An official argued that such programs largely automate the manual identity verification practices the government has done for decades, but a recent breach looms large.
A Customs and Border Protection official defended the use of facial recognition and biometric technologies in a July 9 House hearing, characterizing a breach that resulted in the publication of thousands of traveler photos at the border as an isolated incident unconnected to the way such technologies are managed and protected by the agency.
John Wagner, deputy executive assistant commissioner for CBP's Office of Field Operations, downplayed the scope and breadth of the agency's biometrics and facial recognition tracking, telling the committee that the U.S. transportation scanning system is not set up to easily segregate foreign visitors from U.S. citizens and residents, and that the programs merely automate many of the identity validation functions that have been done manually for decades at airports, the border and other entry points.
Multiple entities -- including CBP, the Transportation Security Administration and commercial airlines -- use facial recognition or other biometric technologies to capture the images of international travelers at the border, airports and other ports of entry. Subsequent reporting has indicated that Immigrations and Customs Enforcement also works with state governments to access state databases containing driver's license photos to search and match photos of undocumented immigrants.
Wagner argued that what some lawmakers and outside activists see as an expansion of the government's biometrics portfolio is actually the agency following best practices laid out by the 9/11 Commission that security screenings should not be ad hoc and uncoordinated, lest officials miss out on vital dot-connecting that could stop terrorists or other criminals from gaining entrance into the country.

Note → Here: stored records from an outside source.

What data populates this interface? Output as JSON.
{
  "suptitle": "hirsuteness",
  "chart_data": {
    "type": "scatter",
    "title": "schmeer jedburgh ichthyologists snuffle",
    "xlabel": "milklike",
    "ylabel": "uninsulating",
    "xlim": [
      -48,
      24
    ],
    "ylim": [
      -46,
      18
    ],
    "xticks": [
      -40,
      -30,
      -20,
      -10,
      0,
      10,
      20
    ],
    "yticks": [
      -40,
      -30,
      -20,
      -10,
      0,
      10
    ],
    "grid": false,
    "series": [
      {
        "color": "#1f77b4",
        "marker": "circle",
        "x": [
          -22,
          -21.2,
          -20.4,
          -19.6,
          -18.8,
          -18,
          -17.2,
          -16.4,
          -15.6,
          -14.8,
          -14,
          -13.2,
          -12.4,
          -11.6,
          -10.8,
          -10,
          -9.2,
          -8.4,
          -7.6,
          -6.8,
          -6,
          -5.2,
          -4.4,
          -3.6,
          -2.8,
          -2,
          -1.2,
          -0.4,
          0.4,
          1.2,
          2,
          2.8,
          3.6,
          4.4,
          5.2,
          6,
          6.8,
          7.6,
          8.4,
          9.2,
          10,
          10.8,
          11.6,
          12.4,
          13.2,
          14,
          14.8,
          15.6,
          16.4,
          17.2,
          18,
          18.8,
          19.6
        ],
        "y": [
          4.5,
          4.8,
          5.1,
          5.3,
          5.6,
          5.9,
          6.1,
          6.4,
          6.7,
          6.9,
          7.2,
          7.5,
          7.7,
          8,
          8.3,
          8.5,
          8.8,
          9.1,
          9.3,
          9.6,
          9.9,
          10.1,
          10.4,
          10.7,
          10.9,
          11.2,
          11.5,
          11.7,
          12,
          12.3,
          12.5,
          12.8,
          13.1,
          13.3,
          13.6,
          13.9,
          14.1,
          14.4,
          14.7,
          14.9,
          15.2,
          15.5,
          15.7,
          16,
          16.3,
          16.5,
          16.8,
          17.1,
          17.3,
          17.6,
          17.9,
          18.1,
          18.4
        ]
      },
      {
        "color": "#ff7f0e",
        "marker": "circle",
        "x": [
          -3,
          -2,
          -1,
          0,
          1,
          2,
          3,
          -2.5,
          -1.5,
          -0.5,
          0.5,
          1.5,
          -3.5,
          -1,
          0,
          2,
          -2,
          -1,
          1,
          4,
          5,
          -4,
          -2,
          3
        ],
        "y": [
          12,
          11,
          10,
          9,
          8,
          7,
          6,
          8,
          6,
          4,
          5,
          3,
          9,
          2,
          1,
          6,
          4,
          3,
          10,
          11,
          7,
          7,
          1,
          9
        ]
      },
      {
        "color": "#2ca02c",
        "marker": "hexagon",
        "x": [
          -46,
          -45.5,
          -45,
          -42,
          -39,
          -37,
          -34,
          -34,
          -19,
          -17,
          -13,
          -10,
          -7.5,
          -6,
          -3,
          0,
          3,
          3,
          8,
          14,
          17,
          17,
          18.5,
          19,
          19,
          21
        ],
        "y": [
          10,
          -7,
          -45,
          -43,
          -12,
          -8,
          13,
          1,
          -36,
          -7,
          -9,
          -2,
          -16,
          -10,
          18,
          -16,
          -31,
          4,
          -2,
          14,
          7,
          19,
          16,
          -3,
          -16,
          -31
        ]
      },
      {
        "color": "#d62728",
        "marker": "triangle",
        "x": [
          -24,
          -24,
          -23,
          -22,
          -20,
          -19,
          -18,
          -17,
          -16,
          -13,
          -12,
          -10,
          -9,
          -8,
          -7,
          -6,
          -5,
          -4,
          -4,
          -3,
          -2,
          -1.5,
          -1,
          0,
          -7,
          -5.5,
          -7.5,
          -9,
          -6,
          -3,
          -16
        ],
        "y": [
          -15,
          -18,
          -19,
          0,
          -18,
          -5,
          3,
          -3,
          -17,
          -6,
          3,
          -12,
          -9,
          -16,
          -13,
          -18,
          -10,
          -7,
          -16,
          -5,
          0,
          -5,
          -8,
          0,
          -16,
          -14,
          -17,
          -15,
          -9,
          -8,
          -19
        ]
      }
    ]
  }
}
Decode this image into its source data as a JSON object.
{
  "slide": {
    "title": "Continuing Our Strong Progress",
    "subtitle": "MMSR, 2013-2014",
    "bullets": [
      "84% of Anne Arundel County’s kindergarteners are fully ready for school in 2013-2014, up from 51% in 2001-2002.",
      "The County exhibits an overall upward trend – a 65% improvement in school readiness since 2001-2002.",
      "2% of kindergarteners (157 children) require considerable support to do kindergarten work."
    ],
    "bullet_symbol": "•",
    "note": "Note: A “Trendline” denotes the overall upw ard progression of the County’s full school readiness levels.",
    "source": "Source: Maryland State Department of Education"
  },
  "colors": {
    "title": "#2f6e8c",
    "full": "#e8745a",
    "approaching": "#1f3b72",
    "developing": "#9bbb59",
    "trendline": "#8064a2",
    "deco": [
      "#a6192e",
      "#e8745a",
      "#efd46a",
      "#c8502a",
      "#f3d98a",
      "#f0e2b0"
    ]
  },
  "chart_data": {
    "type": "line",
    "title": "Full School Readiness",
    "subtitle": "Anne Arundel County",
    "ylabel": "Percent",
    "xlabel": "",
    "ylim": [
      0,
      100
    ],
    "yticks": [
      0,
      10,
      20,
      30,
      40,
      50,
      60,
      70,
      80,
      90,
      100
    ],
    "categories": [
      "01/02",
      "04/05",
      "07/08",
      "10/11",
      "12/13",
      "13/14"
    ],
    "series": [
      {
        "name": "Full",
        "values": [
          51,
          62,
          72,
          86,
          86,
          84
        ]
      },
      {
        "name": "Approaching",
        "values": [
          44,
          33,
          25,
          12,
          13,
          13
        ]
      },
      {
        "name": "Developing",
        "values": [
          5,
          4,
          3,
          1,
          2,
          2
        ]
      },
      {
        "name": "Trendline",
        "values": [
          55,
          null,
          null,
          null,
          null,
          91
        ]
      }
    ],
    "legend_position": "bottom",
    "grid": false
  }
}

He said CBP's programs capture the image of a traveler at check-in or other screening points and compares it to "a small gallery of photos" compiled from passports, visas and photos taken during previous international travels to ensure the people coming through are who they say they are.
The agency does not, he claimed, compare photos taken at an airport or seaport against any other databases or sources of information besides these gallery photos. American citizens are "clearly not part" of CBP's entry-exit program, and if a traveler matches a U.S. passport, that new photo is deleted.
"What we're doing is absolutely not a surveillance program," Wagner said.
However, a database operated by government subcontractor Perceptics containing tens of thousands of photos of travelers in their cars as well as license plates and other data was hacked and leaked onto the internet this year. The agency wound up suspending the company from federal contracting and is conducting an investigation that could lead to harsher penalties, including criminal charges. Wagner said Perceptics' system was not integrated with CBP's primary biometric system (dubbed "IDENT") and that the company was not following rules specified in its contract when employees captured and stored the photos on the Perceptics network.
"As far as I understand it, the contractor physically removed the photographs from the camera itself and put it onto their own network ... in violation of contract," he said.
The incident has given members of Congress pause, with some questioning whether the underlying legal authorities for the programs created and expanded by DHS in recent years are in line with congressional intent. However, despite those concerns, support for biometric tracking remains solid among key congressional stakeholders on the committee.
In his opening statement, Chair Rep. Bennie Thompson (D-Miss.) stated he was not opposed to the government using biometric tracking technology, saying it could be used to further the security mission of the Department of Homeland Security. However, the widespread adoption and acceleration of such programs by multiple DHS components "raises serious questions about privacy, data security, transparency and accuracy," he said.
"The American people deserve answers to those questions before the federal government rushes to deploy biometrics further," he added.
Rep. Michael McCaul (R-Texas) urged his colleagues to weigh the possible negative consequences of denying DHS the authority to leverage such technologies along with the downsides that come with its use.
"This technology, in my judgment, has really protected the nation from drug smugglers, gang members and potential terrorists," said McCaul, later adding "I wouldn't want to throw the baby out with the bathwater."
A group of 37 privacy and civil liberties organizations and political non-profits wrote the committee this week, urging Congress to suspend DHS' use of facial recognition technology until members can work out better legislative safeguards and address lingering accuracy issues.
"DHS has moved forward with face recognition with a focus on justifying its implementation and not a focus on whether, given the risks, the technology should be implemented," the groups wrote.
While Rep. Mark Meadows (R-N.C.) and other members have called for CBP to halt its pilot programs, no one on the House Homeland Security Committee, which has jurisdiction over DHS, made that argument at the hearing, with most preferring to focus on improving issues around accuracy and privacy instead.
DHS is preparing to replace IDENT with a newly procured cloud-based platform, the Homeland Advanced Recognition Technology system. A privacy threshold assessment conducted in 2018 concluded that HART will require a formal privacy impact assessment before going live in 2020. That assessment was originally supposed to be completed by January 2019, but a spokesperson from the Office of Biometric Identity Management confirmed to FCW July 10 that assessment is still being finalized and declined to provide a specific timeframe for completion.